Due to a breakdown of communication, I arrived to find a harpsichord in the orchestra but not a hammer dulcimer in sight. The orchestral management had assumed the request for a “cimbalom” was a misspelling of “cembalo”. Only days before the opening night, a Romanian traditional folk musician was located working in a restaurant in Rome. He didn’t read music but managed to memorize much of the intended part, although his presence in the orchestra pit almost triggered a rebellion in the viola section. I apologize for this addition to “viola player” folklore but it is the truth.
The premiere of the dance production took place at the Teatro Communale in Bologna on October 31st 2000. It was also staged at a number of other Italian houses.
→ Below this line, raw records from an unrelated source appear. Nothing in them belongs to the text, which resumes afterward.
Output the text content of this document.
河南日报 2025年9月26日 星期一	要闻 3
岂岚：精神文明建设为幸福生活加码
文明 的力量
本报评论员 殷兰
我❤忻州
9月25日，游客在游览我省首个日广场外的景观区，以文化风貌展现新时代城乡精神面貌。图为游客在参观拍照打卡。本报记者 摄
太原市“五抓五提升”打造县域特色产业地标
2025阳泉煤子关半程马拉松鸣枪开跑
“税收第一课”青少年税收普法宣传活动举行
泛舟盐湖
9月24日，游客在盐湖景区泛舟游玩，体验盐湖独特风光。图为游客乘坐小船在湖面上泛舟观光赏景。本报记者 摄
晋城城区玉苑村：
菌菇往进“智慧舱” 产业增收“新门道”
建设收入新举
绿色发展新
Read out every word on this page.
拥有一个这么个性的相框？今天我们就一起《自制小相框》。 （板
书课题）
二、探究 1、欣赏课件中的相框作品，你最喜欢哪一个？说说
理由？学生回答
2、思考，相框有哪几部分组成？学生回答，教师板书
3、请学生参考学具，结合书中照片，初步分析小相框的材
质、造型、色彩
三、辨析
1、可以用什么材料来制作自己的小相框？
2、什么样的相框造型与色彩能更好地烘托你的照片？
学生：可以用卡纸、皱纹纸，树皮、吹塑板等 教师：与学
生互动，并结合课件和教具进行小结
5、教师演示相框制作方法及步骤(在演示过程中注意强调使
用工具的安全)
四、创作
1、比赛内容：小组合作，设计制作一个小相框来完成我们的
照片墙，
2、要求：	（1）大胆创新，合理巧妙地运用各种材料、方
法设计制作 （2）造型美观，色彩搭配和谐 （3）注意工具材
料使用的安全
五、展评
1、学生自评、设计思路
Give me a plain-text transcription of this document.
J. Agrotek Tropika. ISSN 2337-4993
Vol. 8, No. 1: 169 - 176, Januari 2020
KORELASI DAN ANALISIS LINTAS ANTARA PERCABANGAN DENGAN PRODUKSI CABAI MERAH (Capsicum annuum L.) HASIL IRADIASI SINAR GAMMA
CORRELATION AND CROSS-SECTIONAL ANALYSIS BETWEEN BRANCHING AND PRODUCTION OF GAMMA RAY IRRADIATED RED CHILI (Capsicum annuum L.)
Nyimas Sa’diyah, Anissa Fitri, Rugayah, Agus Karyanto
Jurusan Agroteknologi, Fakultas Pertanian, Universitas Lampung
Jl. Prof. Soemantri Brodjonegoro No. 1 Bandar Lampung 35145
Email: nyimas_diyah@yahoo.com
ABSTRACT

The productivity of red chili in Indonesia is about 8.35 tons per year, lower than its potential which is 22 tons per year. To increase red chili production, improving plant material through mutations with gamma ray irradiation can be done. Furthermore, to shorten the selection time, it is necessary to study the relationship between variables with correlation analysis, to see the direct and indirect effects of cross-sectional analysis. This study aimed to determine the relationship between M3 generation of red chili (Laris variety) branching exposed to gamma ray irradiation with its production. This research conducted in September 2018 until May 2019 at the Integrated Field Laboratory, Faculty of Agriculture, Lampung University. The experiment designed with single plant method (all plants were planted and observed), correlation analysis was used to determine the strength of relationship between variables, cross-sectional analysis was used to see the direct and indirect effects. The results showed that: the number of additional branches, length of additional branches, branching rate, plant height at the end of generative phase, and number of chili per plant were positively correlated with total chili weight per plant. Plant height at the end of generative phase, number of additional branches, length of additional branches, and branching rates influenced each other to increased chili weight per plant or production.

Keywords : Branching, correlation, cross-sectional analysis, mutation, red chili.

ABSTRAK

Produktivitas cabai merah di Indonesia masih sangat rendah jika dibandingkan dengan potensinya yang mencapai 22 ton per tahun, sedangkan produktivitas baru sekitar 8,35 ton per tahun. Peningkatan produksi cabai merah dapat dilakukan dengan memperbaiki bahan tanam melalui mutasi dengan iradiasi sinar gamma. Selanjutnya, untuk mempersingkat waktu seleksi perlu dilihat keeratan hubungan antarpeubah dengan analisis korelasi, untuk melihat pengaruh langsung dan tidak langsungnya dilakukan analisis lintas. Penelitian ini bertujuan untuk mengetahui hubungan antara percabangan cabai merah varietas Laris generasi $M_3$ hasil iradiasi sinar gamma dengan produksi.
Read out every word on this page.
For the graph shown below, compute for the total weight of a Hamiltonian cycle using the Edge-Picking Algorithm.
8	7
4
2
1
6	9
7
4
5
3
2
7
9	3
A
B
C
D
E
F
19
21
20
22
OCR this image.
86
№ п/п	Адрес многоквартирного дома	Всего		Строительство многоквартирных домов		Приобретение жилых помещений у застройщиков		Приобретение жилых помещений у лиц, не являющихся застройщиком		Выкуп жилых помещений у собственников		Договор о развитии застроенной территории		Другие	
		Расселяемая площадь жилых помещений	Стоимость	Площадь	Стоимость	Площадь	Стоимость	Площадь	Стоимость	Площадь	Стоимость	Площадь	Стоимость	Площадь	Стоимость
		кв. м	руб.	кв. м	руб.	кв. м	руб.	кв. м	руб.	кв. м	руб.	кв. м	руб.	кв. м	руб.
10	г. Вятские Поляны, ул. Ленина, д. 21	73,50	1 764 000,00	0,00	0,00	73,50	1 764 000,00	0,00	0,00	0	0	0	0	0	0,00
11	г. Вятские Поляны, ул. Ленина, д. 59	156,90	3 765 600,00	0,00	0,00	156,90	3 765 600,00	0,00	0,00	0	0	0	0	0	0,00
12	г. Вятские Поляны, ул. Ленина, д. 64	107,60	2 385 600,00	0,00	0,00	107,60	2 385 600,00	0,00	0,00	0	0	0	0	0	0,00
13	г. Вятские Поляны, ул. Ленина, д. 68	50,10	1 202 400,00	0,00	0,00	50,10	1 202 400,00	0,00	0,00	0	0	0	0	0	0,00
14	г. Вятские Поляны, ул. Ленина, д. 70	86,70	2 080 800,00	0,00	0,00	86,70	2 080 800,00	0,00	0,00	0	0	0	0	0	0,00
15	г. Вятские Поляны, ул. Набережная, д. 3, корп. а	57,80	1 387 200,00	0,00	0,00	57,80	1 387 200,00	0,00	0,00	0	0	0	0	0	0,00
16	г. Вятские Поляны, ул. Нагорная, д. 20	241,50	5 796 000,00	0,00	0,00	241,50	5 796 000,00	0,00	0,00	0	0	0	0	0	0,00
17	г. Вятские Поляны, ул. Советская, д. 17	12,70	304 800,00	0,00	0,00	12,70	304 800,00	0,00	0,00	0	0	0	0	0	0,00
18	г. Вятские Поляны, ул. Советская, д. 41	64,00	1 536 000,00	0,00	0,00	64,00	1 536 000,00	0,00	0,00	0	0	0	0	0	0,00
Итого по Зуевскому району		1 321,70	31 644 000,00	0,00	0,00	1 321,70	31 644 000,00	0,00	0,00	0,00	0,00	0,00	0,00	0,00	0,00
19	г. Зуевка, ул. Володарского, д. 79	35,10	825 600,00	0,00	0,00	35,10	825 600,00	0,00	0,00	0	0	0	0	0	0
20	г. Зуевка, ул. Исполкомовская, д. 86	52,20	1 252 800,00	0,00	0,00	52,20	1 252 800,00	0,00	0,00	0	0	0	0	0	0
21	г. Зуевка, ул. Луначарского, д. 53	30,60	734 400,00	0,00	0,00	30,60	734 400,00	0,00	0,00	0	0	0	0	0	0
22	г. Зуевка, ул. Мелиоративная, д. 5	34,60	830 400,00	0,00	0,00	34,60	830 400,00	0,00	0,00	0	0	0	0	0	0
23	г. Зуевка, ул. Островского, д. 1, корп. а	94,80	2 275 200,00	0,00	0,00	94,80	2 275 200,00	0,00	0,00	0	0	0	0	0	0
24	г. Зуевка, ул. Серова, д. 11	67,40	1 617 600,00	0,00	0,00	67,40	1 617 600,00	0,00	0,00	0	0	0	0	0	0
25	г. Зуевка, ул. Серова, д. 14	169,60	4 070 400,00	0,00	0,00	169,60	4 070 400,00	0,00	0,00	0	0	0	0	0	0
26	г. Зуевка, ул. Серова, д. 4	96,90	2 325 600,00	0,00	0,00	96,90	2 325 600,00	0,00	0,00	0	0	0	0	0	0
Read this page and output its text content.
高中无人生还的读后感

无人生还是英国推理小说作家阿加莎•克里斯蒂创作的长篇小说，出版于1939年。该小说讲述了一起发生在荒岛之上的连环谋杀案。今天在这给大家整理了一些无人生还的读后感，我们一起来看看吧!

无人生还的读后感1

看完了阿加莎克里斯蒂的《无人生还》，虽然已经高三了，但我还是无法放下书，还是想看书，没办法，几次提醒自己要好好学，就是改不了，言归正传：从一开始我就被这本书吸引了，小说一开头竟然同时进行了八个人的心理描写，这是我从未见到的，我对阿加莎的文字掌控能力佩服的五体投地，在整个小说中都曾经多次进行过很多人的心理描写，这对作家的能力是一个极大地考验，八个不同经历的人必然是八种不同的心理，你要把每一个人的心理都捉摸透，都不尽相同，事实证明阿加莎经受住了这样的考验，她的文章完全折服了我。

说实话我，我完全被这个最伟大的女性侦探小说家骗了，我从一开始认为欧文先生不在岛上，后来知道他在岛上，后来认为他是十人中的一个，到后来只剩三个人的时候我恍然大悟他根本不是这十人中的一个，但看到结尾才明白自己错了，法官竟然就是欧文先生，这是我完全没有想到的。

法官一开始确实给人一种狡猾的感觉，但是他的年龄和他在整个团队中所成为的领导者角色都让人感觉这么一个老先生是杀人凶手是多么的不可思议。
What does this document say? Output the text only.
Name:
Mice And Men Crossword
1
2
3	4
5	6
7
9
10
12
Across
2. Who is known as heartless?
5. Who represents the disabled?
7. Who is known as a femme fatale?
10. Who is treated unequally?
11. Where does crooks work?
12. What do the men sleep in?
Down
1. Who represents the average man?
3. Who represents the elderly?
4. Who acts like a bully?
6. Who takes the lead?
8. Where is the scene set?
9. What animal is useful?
Following an creation of a “production only” recording by the Orchestre de Teatro Communale, Aterballeto toured the work using taped accompaniment in theatre and studio venues throughout Germany, France, Russia and at a solitary performance at the Orange County Center for the Performing Arts.
Following the interest from Deutsche Grammophon in making a fully realized recording of the music, I began this adaptation to a concert work. I was very fortunate to be able to discuss the matter with Michael Tilson Thomas, who examined the score with me, bar by bar, asking many invaluable and challenging questions. Subsequently, I made a number of small additions and revisions to the piece.
The experience of hearing the music performed in Bologna lead me to approach the drummer, Peter Erskine to augment the orchestral percussion section for the recording. I also composed additional parts for the saxophonist, John Harle.
“Il Sogno” was recorded with the London Symphony Orchestra and these guest soloists, conducted by Michael Tilson Thomas, at Abbey Road Studios, London in April 2002.